One of the UK’s leading shares buying advice services has claimed that investors are becoming more and more sceptical that Purplebricks can truly disrupt the traditional estate agency market.
The Motley Fool website is recommending that investors sell the company’s shares and challenges whether Purplebricks will move into profit before 2020, as has been predicted as its overseas expansion continues to eat into its bottom line, as its annual report published yesterday revealed.
“As geographic expansion lifts costs and conditions in its UK marketplace worsen, I reckon this prediction is looking a little optimistic right now,” the Motley Fool advice column says.
“I would be very tempted to sell Purplebricks today given the possibility of more scary details emerging when it releases its six-month trading update on November 6.”
Although its UK operation made a £4.2 million profit on revenues of £78 million and saw its instructions rise by 56%, its overall group – which includes its loss-making US and Australian operations – made an overall loss of £24.7 million, up from £6 million last year.

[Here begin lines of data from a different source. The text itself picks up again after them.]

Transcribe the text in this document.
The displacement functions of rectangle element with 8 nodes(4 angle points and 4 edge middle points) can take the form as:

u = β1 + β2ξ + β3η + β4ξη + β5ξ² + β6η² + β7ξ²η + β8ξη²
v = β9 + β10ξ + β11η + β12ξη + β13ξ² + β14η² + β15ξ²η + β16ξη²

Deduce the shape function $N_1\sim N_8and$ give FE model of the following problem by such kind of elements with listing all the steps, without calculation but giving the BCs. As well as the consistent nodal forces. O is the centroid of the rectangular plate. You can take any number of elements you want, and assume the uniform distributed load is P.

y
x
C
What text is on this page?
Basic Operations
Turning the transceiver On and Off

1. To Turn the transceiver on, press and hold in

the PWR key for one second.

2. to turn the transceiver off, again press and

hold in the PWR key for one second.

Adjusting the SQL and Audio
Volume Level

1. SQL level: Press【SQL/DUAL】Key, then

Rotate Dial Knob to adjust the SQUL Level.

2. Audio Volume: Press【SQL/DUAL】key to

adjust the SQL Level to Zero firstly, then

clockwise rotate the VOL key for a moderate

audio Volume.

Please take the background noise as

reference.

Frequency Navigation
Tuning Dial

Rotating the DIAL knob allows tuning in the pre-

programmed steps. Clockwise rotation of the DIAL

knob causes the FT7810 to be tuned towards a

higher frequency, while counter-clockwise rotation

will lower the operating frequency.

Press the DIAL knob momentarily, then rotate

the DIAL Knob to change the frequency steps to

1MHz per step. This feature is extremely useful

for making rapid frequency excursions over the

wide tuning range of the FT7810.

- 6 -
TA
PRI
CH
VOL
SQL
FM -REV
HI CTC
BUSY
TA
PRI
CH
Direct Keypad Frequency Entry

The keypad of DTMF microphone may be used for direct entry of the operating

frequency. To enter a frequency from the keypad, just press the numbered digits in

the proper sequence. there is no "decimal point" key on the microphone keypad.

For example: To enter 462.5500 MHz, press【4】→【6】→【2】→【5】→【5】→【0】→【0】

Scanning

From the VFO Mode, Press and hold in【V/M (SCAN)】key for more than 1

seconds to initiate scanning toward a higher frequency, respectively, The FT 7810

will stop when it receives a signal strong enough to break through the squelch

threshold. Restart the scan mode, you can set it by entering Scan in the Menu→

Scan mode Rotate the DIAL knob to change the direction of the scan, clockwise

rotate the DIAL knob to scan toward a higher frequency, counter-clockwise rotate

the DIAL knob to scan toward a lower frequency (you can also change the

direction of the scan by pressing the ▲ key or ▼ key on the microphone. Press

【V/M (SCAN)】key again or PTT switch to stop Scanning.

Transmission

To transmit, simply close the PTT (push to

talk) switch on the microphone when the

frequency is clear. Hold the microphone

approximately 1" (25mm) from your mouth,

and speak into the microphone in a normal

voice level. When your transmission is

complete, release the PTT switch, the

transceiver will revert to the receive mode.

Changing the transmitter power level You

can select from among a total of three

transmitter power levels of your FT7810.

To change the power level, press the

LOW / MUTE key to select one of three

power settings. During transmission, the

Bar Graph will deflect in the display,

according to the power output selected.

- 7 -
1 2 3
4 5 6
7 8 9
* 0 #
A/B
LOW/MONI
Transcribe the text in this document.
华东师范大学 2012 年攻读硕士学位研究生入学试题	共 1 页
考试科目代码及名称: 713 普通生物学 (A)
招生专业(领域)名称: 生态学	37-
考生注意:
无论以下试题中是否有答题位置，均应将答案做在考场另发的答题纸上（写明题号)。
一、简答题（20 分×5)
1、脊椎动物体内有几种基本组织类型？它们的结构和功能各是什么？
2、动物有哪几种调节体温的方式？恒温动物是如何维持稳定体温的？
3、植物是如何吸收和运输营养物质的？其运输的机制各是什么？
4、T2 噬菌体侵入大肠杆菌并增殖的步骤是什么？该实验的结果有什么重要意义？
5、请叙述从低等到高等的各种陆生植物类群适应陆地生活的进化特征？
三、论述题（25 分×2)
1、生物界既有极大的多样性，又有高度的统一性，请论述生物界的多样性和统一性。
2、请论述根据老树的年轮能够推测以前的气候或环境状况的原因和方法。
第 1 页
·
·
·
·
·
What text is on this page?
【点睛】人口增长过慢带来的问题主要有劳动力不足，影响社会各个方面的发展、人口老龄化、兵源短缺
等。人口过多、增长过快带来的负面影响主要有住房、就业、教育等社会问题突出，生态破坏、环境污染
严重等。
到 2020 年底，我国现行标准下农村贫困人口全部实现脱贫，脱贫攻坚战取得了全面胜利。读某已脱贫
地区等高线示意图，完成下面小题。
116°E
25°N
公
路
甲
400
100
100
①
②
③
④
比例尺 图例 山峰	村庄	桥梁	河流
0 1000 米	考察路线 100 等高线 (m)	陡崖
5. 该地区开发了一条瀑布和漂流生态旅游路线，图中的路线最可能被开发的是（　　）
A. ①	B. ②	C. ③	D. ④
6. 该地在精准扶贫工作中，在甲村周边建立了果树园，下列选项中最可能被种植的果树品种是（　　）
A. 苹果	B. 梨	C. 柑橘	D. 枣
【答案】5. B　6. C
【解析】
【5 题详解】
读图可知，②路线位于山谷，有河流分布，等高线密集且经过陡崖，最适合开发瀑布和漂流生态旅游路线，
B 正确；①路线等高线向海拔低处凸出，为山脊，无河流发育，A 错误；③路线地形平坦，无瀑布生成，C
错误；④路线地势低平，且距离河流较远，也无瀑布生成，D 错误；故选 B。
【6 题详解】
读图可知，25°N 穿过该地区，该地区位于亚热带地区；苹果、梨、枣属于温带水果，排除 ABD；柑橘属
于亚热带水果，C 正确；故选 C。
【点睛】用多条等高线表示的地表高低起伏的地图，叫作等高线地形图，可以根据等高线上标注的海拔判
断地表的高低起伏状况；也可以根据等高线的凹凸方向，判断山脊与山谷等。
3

Despite the advice from the Motley Fool, which is US based and has been offering private investors financial advice since 1993, the Purplebricks share price increased yesterday by 5%, and has increased by 12.4% over the past week.
“We are confident that Purplebricks’ market leadership will continue, given the strength of its brand, the continuing investment into team, technology and processes and our £153m war chest for global growth, following the strategic investment by Axel Springer,” Group CEO Michel Bruce says in its annual report.